When women develop menopause, and men develop andropause, the body appropriately compensates by signaling the increased production of cholesterol(figure 1), as well as the increased absorption through the gastrointestinal system. The subsequent increase in cholesterol provides precursor molecules for the body to try and produce the needed sex hormones. In men, studies have shown that testosterone replacement therapy will reduce cholesterol levels, and in fact have been shown to reduce insulin resistance and the metabolic syndrome. Proper hormone replacement in women with progesterone and estrogen also results in the reduction of LDL cholesterol. The meticulous feedback mechanisms demonstrated throughout our body are manifested by responsive cholesterol levels. So why do we try and disrupt these mechanisms? The aggressive lowering of total cholesterol below 140 mg/dl will result in the dramatic reduction of testosterone production in males with a resultant drug induced andropause and its associated depression and fatigue.
Of course, statins inhibit the production of cholesterol–they do this very well. Cholesterol is the body’s repair substance: scar tissue contains high levels of cholesterol, including scar tissue in the arteries.

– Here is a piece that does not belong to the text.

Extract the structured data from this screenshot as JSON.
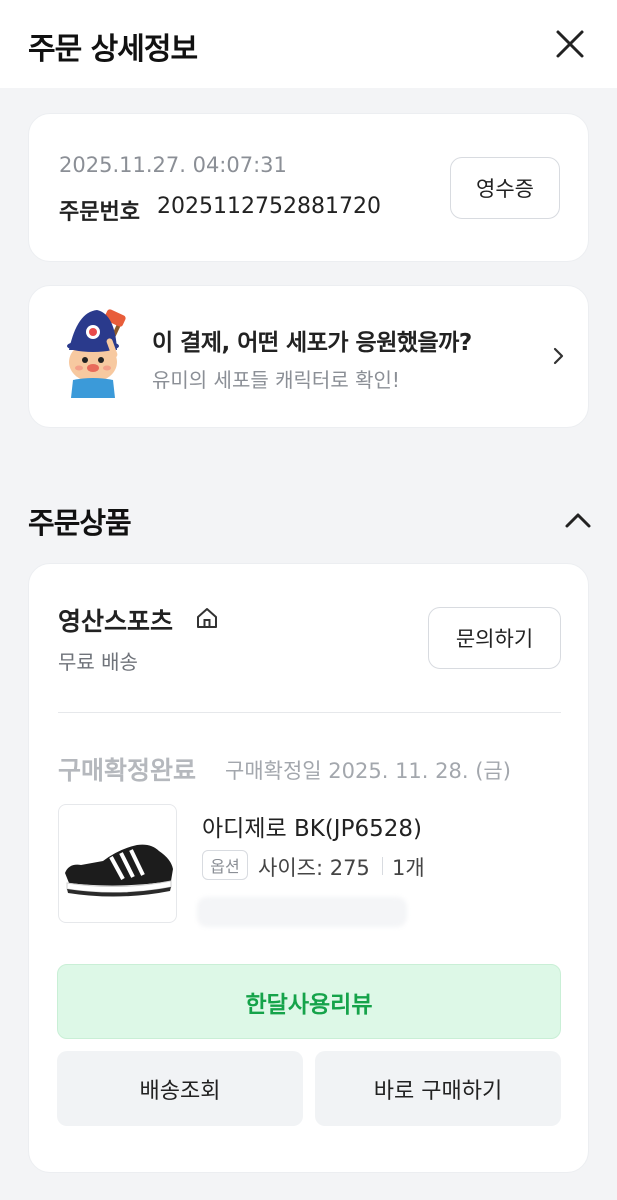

Cholesterol is the precursor to vitamin D(see figure 1), necessary for numerous biochemical processes including mineral metabolism. The use of statin agents will reduce the synthesis of Vitamin D. Studies have identified the increased incidence of musculoskeletal pain in patients who are vitamin D deficient, and that replacement results in dramatic improvement.(Al Faraj S.,et al. Vitamin D Deficiency and chronic low back pain in Saudi Arabia,” Spine 2003; 28(2): 177-9). Vitamin D has also been shown to dramatic reduce the incidence of cancer in postmenopausal women.( Lappe, American Journal of Clinical Nutrition 2007).
A number of patients describe gastrointestinal symptoms and diarrhea associated with statin therapy. Unfortunately after an extensive gastrointestinal workup, the stain therapy is not discontinued. Statin agents reduce bile salts production, which is required for the digestion of fat.(Figure 1). Those who suffer from low cholesterol often have trouble digesting fats. Cholesterol also functions as a powerful antioxidant, thus protecting us against cancer and aging.
Cholesterol is vital to proper neurological function. It plays a key role in the formation of memory and the uptake of hormones in the brain, including serotonin. When cholesterol levels drop too low, the serotonin receptors cannot function properly. Cholesterol is the main organic molecule in the brain, constituting over half the dry weight of the cerebral cortex, and critical in maintaining cell membranes and the integrity of the nervous system by producing myelin.
It is no surprise that the aggressive control of cholesterol in an attempt to reduce cardiovascular disease, in itself produces it’s own disease process.